165 116-Mektub

116
YÜZONALTINCI MEKTÛB

Bu mektûb, molla Abdülvâhid-i Lâhorîye yazılmışdır. Kalbin selâmeti, mâ-sivâyı unutmakda olduğu bildirilmekdedir:

Kıymetli kardeşimin mektûbu geldi. Kalbin selâmeti için yazdıklarınız anlaşıldı. Evet, kalbin selâmeti, onun mâ-sivâyı unutmasına bağlıdır. Öy­le ki, zorla hâtırlatmak isteseler, hâtırlayamamalıdır. [Allahü teâlâdan baş­ka herşeye, ya’nî mahlûkların hepsine (Mâ-sivâ) denir.] Bu hâle (Fenâ-i kalb) denir.

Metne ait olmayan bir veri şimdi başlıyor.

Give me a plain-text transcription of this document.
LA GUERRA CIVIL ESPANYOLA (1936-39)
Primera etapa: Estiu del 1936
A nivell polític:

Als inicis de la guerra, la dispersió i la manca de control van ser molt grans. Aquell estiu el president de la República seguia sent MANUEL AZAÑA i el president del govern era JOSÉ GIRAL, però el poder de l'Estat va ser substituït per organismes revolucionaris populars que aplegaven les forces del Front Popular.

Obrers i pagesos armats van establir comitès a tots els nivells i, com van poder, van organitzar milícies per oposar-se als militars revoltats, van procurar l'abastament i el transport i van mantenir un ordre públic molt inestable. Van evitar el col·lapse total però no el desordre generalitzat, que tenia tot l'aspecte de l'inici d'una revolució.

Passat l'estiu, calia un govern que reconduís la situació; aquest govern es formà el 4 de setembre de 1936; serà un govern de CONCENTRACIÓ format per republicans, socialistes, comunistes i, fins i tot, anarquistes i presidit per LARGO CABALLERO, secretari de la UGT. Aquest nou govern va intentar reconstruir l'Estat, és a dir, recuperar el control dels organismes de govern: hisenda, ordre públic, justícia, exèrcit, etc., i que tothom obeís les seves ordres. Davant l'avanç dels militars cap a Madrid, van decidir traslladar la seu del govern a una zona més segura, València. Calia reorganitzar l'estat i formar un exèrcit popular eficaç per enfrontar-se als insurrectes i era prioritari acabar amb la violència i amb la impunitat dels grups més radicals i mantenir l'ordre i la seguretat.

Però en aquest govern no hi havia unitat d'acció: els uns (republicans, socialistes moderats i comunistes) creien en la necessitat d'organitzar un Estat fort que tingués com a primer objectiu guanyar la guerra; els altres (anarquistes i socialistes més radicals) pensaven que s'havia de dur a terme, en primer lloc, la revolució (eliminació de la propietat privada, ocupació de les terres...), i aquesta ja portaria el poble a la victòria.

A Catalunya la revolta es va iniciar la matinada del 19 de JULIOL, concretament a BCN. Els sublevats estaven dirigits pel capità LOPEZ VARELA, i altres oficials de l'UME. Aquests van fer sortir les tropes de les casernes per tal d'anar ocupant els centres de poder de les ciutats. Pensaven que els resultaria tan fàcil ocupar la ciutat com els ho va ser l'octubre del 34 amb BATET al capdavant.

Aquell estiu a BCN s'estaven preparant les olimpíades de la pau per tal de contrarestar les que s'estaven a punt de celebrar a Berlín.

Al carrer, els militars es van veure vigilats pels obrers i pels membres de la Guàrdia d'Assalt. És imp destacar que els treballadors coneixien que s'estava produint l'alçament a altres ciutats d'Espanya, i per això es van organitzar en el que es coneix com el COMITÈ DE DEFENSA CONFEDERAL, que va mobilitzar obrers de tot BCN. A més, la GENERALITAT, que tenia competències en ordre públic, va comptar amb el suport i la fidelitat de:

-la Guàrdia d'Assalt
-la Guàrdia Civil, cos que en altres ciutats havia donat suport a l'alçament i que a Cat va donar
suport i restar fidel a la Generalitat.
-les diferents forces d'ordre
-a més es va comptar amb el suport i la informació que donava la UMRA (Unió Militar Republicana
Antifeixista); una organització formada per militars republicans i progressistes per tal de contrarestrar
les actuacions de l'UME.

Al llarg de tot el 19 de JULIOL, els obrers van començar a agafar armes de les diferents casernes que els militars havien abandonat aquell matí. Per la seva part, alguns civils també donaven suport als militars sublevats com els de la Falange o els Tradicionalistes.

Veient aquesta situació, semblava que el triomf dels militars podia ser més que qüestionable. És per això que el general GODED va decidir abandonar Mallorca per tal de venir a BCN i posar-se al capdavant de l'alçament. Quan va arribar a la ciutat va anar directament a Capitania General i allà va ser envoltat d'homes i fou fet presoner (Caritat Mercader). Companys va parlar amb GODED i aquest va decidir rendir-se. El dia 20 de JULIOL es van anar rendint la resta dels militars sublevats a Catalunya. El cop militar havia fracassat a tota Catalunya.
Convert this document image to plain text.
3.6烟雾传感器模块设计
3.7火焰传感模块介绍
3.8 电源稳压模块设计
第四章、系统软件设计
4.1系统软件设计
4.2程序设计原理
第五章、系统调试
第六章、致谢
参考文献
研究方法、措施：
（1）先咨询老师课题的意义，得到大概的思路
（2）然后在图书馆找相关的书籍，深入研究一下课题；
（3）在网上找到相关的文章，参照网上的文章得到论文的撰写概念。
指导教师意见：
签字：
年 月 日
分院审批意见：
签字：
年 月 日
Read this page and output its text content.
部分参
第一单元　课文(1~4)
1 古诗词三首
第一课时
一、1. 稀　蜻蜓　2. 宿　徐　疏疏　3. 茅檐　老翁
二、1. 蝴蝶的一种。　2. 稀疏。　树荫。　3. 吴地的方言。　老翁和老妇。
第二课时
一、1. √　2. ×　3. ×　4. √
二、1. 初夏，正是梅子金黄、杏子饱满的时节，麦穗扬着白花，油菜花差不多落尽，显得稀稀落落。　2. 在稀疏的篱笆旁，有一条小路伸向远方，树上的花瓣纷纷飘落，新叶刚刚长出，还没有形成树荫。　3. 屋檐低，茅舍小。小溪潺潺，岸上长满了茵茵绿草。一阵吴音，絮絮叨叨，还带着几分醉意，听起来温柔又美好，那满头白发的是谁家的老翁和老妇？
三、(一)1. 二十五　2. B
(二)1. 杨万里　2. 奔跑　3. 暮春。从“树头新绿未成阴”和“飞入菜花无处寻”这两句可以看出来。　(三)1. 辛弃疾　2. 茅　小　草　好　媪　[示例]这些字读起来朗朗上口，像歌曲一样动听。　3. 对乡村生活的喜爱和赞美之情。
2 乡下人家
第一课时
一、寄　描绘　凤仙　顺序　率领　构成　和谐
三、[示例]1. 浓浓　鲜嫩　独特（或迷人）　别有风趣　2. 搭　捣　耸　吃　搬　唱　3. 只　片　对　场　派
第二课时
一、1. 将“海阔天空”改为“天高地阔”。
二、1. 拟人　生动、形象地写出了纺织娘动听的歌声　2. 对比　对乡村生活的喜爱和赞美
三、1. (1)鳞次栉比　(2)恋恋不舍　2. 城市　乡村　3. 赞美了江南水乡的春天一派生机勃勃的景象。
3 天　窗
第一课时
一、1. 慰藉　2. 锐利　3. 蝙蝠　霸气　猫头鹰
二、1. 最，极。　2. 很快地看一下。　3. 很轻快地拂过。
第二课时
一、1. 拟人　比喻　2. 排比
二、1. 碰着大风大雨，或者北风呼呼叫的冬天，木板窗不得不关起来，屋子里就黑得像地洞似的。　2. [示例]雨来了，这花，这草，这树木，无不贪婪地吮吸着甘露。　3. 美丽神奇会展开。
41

Bu yolun birinci basamağı, bu Fenâya kavuşmakdır. Bu Fenâ vilâyet derecelerine kavuşulacağının müjdecisidir. Sâlikler, yaradılışların­daki uygunluklara göre, çeşidli derecelere yükselirler. Çok yükselmek is­temeli, bunun için çok çalışmalıdır. Çocuklar gibi, yolda önüne çıkan koza­laklara, cam parçalarına bağlanıp kalmamalıdır. Hadîs-i şerîfde, (Allahü te­âlâ, yüksek şeylere kavuşmak istiyenleri sever) buyuruldu. Dünyâ işleri ile çok uğraşmakda, dünyâ işlerine gönül bağlamak korkusu vardır. Kalbin se­lâmete kavuşmasına da sakın aldanmayınız! Yine geri dönebilir. Dünyâ iş­leri ile, elden geldiği kadar az uğraşınız ki, dünyâya gönül bağlamak tehlü­kesine düşmeyesiniz! Dünyâya düşkün olmak felâketinden Allahü teâlâya sığınırız. Dünyâya gönül bağlamamış olan fakîr bir çöpcü, gönlünü dünyâ­ya kapdırmış olan koltukdaki zenginden katkat dahâ kıymetlidir. Birkaç gün­lük yaşamakda dünyâya gönül vermemek, hiçbirşeye düşkün olmamak için çok uğraşınız! Dünyâya düşkün olmakdan ve dünyâya düşkün olanlar­dan, aslandan kaçmakdan dahâ çok kaçmalıdır.